UAE Team Emirates – XRG : une saison 2025 historique, mais l’ambition reste intacte


À l’heure de tirer le bilan de la saison 2025, Joxean Fernandez Matxin, manager de UAE Team Emirates – XRG, parle d’un exercice « avec mention très bien ». Une formule qui résume parfaitement une année exceptionnelle sur le plan comptable et sportif, sans pour autant sombrer dans l’autosatisfaction. Car pour le dirigeant espagnol, la perfection n’existe pas.

« Nous avons laissé échapper certaines victoires », reconnaît-il, tout en rappelant l’essentiel : des chiffres tout simplement historiques. Avec 17 courses à étapes remportées, 20 coureurs différents vainqueurs, et surtout 41 000 points UCI, UAE Team Emirates a établi un record absolu, confirmant sa domination avec une troisième saison consécutive au sommet du classement mondial. « C’est quelque chose dont on peut être très satisfait », confie Matxin dans un entretien.

Gérer l’abondance de talents, un défi permanent

Au-delà des statistiques, l’un des principaux enjeux de la structure émiratie reste la gestion d’un effectif extrêmement dense en talents. Pour Matxin, la clé réside dans une communication claire et permanente.
« Chaque coureur sait exactement où il aura des opportunités individuelles et où il devra se mettre au service du collectif. Quand les rôles sont bien définis, il n’y a pas de malentendus. »

Cette philosophie permet à UAE d’aligner des leaders multiples tout en conservant une cohésion rare à ce niveau, condition indispensable pour maintenir une telle régularité sur toute une saison.

Del Toro, Pogacar et les choix stratégiques

Parmi les décisions les plus commentées figure le premier Tour de France d’Isaac del Toro. Un choix mûrement réfléchi et partagé avec le coureur.
« Il était attiré par l’idée de découvrir le Tour, sans pression, avec un rôle clair autour de Pogacar. C’est la meilleure manière d’apprendre, sans attente de résultat. »

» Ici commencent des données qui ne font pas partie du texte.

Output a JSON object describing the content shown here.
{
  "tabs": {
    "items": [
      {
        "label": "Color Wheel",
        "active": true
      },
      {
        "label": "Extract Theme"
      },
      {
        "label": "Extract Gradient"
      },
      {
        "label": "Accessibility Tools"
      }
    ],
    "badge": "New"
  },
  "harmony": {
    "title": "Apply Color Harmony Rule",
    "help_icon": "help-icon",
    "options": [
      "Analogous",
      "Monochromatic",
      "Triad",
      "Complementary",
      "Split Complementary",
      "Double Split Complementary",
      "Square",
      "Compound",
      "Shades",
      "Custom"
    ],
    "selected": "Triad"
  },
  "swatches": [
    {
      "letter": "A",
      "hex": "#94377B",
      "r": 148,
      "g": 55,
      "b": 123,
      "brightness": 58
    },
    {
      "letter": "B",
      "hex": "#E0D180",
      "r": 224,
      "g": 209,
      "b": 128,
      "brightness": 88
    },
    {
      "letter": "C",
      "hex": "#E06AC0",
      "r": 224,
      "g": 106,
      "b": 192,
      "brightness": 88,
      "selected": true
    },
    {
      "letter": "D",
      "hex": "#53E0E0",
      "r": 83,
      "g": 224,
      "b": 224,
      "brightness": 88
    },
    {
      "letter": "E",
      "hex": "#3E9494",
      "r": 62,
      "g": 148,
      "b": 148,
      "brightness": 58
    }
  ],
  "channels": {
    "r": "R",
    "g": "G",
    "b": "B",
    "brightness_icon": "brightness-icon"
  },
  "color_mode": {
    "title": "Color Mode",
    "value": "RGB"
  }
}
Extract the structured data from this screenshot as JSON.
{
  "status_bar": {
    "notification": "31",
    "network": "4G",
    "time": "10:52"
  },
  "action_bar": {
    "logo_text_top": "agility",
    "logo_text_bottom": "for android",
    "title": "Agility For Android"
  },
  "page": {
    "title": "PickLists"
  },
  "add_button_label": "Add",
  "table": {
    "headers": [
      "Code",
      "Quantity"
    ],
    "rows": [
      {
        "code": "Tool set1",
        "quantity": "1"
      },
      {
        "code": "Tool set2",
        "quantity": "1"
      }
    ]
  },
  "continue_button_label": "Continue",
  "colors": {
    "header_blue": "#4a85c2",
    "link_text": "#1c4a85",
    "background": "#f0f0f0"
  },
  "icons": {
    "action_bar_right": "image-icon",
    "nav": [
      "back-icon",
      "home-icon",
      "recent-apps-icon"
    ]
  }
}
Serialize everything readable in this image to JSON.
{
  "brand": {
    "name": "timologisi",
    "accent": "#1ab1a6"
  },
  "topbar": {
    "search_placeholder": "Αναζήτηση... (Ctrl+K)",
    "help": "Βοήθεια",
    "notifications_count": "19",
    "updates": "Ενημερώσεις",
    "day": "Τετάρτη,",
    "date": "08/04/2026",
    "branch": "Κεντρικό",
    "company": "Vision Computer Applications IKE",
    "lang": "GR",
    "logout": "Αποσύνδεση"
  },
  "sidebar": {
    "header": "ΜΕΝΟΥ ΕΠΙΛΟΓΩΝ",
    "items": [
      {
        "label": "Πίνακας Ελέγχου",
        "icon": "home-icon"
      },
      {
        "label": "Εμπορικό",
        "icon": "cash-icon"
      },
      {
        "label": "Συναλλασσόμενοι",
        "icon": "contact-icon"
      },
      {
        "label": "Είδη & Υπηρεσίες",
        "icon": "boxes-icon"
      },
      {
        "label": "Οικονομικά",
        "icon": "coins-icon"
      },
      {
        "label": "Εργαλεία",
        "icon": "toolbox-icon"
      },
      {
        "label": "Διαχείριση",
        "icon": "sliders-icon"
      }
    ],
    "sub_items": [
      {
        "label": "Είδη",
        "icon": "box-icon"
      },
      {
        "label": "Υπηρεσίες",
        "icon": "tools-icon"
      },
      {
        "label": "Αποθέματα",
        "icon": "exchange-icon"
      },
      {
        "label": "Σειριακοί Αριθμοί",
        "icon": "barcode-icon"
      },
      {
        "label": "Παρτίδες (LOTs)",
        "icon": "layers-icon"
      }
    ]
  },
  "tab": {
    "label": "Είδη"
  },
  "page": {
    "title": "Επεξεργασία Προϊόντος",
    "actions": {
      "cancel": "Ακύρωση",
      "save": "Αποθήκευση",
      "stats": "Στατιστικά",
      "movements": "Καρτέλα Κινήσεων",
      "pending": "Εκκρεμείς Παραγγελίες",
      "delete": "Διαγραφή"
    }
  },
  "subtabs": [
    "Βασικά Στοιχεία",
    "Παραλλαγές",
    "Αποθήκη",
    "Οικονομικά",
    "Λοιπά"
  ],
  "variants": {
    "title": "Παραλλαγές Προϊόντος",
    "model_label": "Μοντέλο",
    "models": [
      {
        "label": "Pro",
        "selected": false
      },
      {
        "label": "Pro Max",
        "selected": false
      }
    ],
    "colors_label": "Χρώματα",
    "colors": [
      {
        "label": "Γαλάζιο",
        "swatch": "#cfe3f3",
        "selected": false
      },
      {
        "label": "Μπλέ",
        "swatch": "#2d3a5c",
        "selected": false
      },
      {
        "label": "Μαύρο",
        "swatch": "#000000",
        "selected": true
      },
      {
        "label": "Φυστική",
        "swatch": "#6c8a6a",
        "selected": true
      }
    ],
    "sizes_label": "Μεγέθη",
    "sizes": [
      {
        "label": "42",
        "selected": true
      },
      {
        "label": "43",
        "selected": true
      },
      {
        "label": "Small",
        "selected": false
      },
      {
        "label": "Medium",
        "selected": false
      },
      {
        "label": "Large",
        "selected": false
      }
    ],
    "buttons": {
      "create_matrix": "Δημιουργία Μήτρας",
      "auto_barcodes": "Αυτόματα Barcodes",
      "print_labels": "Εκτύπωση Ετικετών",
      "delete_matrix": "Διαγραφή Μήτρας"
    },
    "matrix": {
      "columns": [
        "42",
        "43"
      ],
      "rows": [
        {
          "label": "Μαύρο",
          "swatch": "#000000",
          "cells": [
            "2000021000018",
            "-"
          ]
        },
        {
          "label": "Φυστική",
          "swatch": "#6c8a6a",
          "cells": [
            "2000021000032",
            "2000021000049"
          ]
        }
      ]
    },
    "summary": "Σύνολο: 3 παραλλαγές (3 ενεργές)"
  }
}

Concernant Tadej Pogacar et une éventuelle participation à la Vuelta a España, la prudence reste de mise. « Nous ne voulons pas créer d’attentes si nous ne savons pas exactement comment il se sent. La décision sera prise plus tard, avec respect pour la course. »

Dans la construction du calendrier, UAE conserve une ligne directrice claire : ne jamais se calquer sur les rivaux. « Nous bâtissons le programme qui correspond le mieux à nos intérêts. » Matxin rappelle ainsi que l’absence du Giro peut ouvrir des opportunités sur le Tour de Romandie ou le Tour de Suisse, deux épreuves encore absentes du palmarès de l’équipe.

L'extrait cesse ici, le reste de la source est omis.